Tornare indietro per fissare i ricordi
Nonostante un primo maldestro approccio, Adam si avvicinerà a Harry, condividendo con lui parte della sua vita, ma non quella più problematica. Lo scrittore non racconta infatti all’uomo che continua a visitare casa dei genitori, costantemente, ossessivamente.
Torna agli scenari (ricostruiti) della memoria che conserva, ripete i gesti per fissarli in ulteriori fotografie mentali, attraverso la nuova rappresentazione dei momenti passati con i genitori ne genera di nuovi, quelli che avrebbe voluto vivere prima che morissero. Le sue creature di fantasia appaiono allora come fantasmi inconsapevoli della loro condizione. Con loro riesce ad essere sincero per la prima volta, parlando della sua omosessualità e degli eventi che avrebbe voluto fossero andati diversamente, come quando la durezza di suo padre lo faceva soffrire e si sentiva incompreso e abbandonato.
Cristallizzati in un’epoca viva solo nella reminiscenza, i due hanno i vestiti che Adam ricorda, e tutto è bloccato in una rappresentazione fatta di proiezioni e sovrapposizioni sature in stile primi anni ’90, come nella sequenza in cui ultimano l’albero di Natale tutti insieme: sembra uscita da una VHS di qualche film su Babbo Natale.

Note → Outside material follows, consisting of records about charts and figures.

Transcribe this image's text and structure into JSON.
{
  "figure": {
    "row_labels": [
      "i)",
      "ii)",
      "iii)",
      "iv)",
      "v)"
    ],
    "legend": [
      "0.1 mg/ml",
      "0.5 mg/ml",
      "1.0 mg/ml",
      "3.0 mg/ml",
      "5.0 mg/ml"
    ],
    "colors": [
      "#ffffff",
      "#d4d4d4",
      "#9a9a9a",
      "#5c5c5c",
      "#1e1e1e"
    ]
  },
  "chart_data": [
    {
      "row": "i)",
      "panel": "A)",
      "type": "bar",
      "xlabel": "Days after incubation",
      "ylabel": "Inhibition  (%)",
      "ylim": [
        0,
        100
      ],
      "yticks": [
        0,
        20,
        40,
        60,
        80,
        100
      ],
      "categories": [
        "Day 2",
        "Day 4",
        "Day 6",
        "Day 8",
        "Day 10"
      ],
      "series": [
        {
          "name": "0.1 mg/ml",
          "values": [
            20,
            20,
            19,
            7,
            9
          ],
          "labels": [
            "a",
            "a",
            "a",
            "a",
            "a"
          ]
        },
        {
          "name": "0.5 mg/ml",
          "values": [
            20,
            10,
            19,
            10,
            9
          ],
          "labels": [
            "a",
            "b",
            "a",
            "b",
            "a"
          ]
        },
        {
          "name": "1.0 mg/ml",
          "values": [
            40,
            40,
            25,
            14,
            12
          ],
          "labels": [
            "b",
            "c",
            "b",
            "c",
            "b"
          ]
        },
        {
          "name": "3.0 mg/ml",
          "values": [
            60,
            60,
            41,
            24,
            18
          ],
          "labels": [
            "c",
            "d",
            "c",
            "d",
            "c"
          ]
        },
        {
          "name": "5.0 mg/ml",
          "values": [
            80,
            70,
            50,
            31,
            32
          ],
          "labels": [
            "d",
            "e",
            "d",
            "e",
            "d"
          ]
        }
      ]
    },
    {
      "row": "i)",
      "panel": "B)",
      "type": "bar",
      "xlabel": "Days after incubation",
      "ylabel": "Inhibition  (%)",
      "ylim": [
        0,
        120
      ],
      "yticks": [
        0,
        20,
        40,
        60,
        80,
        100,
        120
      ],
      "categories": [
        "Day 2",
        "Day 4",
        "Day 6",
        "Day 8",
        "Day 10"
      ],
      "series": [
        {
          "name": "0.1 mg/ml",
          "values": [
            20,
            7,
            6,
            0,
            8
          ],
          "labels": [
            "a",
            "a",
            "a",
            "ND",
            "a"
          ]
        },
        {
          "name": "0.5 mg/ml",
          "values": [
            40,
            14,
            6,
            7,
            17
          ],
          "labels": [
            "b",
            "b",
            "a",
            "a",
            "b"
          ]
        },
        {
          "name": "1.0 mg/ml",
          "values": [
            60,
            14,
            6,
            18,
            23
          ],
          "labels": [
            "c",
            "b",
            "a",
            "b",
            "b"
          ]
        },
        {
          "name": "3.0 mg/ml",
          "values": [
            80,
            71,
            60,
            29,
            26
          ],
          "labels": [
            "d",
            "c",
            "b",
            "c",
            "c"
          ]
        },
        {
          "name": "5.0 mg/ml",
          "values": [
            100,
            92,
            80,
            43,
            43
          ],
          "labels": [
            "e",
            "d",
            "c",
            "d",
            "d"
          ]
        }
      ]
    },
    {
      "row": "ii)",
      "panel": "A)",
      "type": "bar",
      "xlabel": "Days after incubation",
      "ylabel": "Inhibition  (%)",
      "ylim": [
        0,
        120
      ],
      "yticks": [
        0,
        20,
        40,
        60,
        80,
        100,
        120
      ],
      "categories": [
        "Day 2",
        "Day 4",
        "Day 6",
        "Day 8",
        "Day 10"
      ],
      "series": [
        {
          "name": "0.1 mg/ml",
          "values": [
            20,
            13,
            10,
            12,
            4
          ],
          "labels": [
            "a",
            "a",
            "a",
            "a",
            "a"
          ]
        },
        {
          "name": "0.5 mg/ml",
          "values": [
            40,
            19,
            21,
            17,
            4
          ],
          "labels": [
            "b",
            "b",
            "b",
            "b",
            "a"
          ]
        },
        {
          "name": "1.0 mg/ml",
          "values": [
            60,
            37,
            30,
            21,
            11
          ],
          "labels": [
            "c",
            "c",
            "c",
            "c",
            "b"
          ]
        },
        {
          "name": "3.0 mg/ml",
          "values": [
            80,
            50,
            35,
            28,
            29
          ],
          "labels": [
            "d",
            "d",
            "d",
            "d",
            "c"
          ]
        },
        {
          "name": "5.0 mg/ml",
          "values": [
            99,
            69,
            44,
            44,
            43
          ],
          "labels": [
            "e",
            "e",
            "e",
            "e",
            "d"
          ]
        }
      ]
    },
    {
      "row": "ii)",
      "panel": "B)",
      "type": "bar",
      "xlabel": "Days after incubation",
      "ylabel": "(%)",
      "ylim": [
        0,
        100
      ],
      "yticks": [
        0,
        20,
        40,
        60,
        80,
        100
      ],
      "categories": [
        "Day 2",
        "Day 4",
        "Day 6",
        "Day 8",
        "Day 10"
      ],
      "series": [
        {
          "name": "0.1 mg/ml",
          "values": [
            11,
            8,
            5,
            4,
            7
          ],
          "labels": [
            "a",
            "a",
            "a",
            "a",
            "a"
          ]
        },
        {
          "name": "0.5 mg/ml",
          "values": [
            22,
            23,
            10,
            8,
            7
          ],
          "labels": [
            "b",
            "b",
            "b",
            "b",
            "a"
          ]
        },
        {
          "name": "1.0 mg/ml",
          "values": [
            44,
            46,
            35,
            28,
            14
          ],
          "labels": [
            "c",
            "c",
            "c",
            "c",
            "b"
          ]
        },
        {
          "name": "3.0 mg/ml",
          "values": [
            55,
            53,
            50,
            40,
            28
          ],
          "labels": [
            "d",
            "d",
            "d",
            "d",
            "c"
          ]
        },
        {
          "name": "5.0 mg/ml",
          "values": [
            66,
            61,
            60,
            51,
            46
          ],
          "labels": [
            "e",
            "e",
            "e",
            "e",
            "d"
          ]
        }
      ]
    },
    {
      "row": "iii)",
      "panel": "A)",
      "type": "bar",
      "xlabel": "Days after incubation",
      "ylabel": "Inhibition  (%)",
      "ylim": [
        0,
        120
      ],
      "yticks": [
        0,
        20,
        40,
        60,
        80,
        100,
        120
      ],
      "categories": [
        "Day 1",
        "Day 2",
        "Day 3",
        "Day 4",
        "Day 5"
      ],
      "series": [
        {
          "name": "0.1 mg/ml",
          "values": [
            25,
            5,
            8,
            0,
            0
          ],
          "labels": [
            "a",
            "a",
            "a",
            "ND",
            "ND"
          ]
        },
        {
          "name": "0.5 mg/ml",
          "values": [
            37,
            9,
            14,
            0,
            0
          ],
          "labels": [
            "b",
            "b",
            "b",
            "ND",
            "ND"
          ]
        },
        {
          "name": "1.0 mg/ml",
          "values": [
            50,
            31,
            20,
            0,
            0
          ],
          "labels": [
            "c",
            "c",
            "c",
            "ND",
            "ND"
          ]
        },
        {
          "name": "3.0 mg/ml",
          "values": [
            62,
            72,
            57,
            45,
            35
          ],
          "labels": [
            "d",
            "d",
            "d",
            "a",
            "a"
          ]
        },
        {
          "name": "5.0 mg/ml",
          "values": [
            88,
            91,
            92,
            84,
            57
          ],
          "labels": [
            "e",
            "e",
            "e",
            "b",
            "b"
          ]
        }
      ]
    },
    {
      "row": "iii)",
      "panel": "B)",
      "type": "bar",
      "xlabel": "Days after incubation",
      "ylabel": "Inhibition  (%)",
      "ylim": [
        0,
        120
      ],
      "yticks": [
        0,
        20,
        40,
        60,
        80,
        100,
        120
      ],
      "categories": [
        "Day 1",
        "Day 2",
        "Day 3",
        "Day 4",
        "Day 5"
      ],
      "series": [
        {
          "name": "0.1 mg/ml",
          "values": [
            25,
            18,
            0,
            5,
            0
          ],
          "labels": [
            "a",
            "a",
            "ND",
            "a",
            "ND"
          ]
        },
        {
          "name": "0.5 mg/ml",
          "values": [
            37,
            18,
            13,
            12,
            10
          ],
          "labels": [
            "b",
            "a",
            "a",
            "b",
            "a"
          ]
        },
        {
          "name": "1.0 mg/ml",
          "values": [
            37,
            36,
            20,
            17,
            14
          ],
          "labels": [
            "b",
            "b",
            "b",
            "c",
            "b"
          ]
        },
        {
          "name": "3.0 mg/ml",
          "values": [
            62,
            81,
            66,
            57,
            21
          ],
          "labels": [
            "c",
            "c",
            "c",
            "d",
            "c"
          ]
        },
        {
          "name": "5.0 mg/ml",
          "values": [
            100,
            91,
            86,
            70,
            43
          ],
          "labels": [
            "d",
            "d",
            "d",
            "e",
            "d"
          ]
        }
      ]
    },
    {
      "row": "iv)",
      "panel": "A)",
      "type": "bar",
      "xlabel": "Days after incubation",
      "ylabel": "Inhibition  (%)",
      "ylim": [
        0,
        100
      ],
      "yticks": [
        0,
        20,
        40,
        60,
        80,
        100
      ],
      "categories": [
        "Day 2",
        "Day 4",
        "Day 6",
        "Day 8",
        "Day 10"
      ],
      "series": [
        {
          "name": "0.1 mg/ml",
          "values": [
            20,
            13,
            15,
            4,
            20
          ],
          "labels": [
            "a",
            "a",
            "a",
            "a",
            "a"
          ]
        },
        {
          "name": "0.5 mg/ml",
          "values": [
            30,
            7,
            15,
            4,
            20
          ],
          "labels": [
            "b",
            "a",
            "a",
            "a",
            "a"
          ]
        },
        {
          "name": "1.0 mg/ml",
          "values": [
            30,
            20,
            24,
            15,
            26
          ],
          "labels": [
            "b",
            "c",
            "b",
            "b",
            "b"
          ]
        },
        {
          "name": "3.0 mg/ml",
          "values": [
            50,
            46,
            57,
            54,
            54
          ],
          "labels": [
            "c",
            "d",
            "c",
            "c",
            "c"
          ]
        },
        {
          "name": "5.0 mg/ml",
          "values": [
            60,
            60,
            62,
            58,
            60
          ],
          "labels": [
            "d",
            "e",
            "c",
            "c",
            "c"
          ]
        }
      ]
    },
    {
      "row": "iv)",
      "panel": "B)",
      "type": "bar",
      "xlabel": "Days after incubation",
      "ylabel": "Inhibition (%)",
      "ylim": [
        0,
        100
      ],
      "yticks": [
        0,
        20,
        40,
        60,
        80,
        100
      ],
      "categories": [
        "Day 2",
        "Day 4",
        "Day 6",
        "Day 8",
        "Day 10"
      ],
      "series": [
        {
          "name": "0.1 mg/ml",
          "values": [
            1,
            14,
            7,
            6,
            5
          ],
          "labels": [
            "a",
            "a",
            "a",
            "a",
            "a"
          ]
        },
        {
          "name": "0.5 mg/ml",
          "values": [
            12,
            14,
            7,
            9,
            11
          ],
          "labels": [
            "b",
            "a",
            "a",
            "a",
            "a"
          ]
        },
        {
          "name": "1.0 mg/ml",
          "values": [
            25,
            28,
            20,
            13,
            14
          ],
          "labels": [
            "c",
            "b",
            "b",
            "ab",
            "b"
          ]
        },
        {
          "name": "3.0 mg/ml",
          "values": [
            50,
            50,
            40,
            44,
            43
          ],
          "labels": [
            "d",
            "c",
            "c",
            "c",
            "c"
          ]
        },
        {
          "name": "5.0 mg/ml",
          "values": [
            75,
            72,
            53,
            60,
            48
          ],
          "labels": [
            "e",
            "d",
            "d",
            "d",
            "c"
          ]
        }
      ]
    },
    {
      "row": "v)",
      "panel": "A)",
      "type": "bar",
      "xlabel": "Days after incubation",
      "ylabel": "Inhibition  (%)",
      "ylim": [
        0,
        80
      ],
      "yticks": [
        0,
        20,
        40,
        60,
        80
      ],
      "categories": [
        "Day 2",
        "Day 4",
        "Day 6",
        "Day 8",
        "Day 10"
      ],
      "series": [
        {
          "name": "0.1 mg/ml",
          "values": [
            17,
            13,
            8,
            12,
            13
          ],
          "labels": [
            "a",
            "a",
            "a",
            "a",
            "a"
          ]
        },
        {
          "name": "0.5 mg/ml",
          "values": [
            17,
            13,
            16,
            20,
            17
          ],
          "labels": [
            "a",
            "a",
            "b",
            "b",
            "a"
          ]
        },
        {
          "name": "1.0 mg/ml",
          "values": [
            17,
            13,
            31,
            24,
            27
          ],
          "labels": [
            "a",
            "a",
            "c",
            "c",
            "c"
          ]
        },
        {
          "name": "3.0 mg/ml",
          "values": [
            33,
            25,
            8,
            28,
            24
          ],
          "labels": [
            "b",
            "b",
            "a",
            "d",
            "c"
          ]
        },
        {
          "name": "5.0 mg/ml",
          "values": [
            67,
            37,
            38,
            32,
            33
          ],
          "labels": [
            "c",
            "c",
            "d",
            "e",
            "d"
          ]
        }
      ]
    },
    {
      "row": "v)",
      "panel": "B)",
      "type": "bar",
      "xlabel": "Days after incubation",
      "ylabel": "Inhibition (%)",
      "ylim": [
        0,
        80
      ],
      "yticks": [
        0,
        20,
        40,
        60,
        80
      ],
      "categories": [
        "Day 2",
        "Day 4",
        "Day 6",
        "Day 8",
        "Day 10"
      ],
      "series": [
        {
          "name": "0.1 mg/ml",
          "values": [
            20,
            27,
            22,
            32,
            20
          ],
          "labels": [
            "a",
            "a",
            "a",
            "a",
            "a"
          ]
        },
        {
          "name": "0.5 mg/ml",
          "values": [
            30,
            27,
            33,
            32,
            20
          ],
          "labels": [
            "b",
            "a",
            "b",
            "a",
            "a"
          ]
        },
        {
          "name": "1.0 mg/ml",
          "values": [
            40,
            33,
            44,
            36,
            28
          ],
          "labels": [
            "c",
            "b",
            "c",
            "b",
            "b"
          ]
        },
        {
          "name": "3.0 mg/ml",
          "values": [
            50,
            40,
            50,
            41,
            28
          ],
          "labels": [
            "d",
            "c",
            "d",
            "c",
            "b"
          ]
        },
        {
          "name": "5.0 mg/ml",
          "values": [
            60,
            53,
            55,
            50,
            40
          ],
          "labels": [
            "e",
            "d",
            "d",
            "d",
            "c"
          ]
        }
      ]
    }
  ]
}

Qualsiasi, significante, superficie del film di Haigh, dall’estetica dei personaggi alla scelta della colonna sonora, dalla fotografia di Jamie D. Ramsay alle scenografie di scenografie di Sarah Finlay, cerca di conservare quel respiro, quell’atmosfera fatta di oggetti, anche insignificanti, come un accendino o un pigiama da bambino, che il protagonista ha perduto per sempre.
Sleeping with Ghosts
Dry your eye
Sleeping With Ghosts, Placebo
Soul mate dry your eye
Cause soul mates never die
Le anime gemelle non muoiono mai, cantavano i Placebo nel 2003, ma All of Us Strangers non è un film sull’amore, bensì sulla possibilità di aprirsi finalmente a esso. L’eventualità che un estraneo come Harry entri in quel sottile equilibrio sconnesso fatto di illusioni e traumi, nonché deleteria coazione a ripetere, frammenta la proiezione di Adam, illumina una nuova comprensione di sé e del groviglio che gli pesa costantemente sul petto.
SPOILER ALERT – Durante una serata in un locale, Adam finisce in un trip da ketamina, che innesta nel sogno romantico un incubo mostruoso, fatto di demoni e solitudine, sproporzionato e devastante. Cominciamo a capire che la sua immaginazione è ben oltre la trasposizione letteraria: il suo è un delirio cosciente? O vive una serie di eventi sovrannaturali? Neanche la relazione con Harry è come la mente di Adam ce l’aveva mostrata. E dormire con i fantasmi diventa un’abitudine.
In breve
Bloccare il ricordo di una notte di Natale del 1987, prima che un evento terribile mettesse fine all’infanzia di Adam: è il bisogno urgente che lo scrittore protagonista vive, scontrandosi con la realtà e con la solitudine. E quando si innamora di Harry, simbolica rappresentazione di un’altra parte di sé, scopre sentimenti assopiti da anni.
All of Us Strangers, scritto e diretto da Andrew Haigh, gioca con la memoria e con l’impossibilità di riviverla, toccarla, modificarla. Un viaggio nel tempo mentale che scandaglia le mancanze del presente attraverso i romantici e tragici ricordi di un uomo perso nelle sue costruzioni inconsce.